●クリーンルームの塵はどこから?
 |
 |
|
縫い目の穴から塵が発生 |
目に見えないほど微細なゴミや塵が、当時集積度アップ競争が過熱していたLSIなどの半導体に致命的な 不良を引き起こしていた。
徹底してゴミや塵が排除されたはずのクリーンルーム内、作業スタッフは 入室前に無塵衣を着用し、エアシャワーで衣服の塵を落とす。
ところが、完璧にみえた塵対策だったが、それでもゴミ・ 塵による不良は減少しなかった。
その原因は、半導体に一番近い部位にあったのだ。
・・・手からの塵を防ぐはずの作業用手袋。
この手袋の縫製部分からエアー漏れなどで不良の原因となる ゴミ・塵が発生していた。
●無縫製製品で大量生産
クリーンルーム用の作業衣生産業者はそのノウハウを結集し、対策に取組む。
糸ミシンを使わずに手袋を縫いあわす方法を検討し試作した。
しかし、接着剤を使用しても、強度不足やピンホールが発生。
熱溶着による接着でもやはり同じ問題がおこった。さらに大量生産ができない。
一日に何度も新しい手袋を着けなおさなければならない作業の特性上、大量生産は必至なのだ。
他に接合する方法は無いのか?
そんな時、当社に高周波溶着の技術があることを知り、相談があった。
●テスト、テスト、テストの繰り返し
ポリエステル生地とウレタンフィルムのラミネーター製品を高周波を利用して溶着することは可能だった。

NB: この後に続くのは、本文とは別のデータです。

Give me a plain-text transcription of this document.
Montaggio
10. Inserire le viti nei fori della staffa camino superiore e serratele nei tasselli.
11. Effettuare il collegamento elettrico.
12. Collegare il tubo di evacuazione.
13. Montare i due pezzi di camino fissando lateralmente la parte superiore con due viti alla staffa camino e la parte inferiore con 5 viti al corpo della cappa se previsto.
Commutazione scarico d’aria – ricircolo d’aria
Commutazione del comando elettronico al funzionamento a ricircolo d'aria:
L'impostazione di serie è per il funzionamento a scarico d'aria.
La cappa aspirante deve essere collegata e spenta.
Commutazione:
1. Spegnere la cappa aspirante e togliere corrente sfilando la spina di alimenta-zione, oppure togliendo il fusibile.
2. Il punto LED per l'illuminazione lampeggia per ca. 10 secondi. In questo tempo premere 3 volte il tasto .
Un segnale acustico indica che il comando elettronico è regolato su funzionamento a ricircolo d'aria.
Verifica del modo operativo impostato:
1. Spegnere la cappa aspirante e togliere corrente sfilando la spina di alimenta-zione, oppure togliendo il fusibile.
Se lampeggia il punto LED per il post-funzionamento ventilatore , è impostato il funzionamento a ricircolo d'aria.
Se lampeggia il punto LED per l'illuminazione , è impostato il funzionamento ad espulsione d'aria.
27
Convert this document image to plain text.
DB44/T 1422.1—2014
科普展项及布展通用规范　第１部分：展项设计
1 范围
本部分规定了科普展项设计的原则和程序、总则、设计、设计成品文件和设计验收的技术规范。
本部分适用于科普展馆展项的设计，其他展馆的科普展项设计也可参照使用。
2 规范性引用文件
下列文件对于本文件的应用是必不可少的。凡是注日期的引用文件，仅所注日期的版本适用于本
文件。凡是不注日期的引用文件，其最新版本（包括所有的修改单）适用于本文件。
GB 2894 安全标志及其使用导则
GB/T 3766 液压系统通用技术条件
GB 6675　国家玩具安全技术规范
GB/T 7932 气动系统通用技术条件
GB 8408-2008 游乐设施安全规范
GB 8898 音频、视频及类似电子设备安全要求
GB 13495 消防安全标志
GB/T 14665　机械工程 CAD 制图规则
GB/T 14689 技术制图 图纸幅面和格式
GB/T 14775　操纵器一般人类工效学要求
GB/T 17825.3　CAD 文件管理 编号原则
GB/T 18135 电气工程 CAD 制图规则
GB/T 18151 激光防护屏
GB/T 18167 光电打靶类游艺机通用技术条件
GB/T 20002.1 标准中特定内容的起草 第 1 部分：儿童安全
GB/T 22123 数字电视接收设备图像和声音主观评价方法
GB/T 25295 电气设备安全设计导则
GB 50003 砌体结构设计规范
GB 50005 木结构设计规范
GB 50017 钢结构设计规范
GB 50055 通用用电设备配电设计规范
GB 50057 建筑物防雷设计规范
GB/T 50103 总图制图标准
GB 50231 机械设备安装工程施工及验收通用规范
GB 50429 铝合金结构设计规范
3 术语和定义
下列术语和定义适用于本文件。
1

問題は高周波溶着の強度、ピンホールなどの品質のバラツキをなくす。
さらに高周波溶着と高周波切断の一体化生産を実現する、というテーマに全力で取組んだ。
それからは先方様からいただいた生地でテストの繰り返し。加圧力は…? 高周波電流は…? 溶着時間は…?
溶着後の冷却時間は…? いろんな条件での強度分析と各ファクターの組み合わせによる溶着条件を分析した。
また、切断条件と切断部分による塵の発生具合も解析。
試作品の手袋に水やエアーを入れてピンホールがあるかないかも確認をする。
テスト結果と試作品を持って四国の生産業者に 何度も足を運んではやり直す。。。
そんなやりとりが3ヵ月におよんだが、その結果、テーマは見事クリアすることができた。
しかもロータリー方式による生産の合理化という量産化を実現。
●一日に4000双の手袋
1工程2人分を14秒で生産することができるこの装置は一日に4000双の手袋を生み出し、
クリーンルームで大活躍している。ホコリや塵は出ないが、汗などの湿気は逃がす。
半導体の進歩には欠かせない手袋となった。現在、全国で7社がこの装置を導入。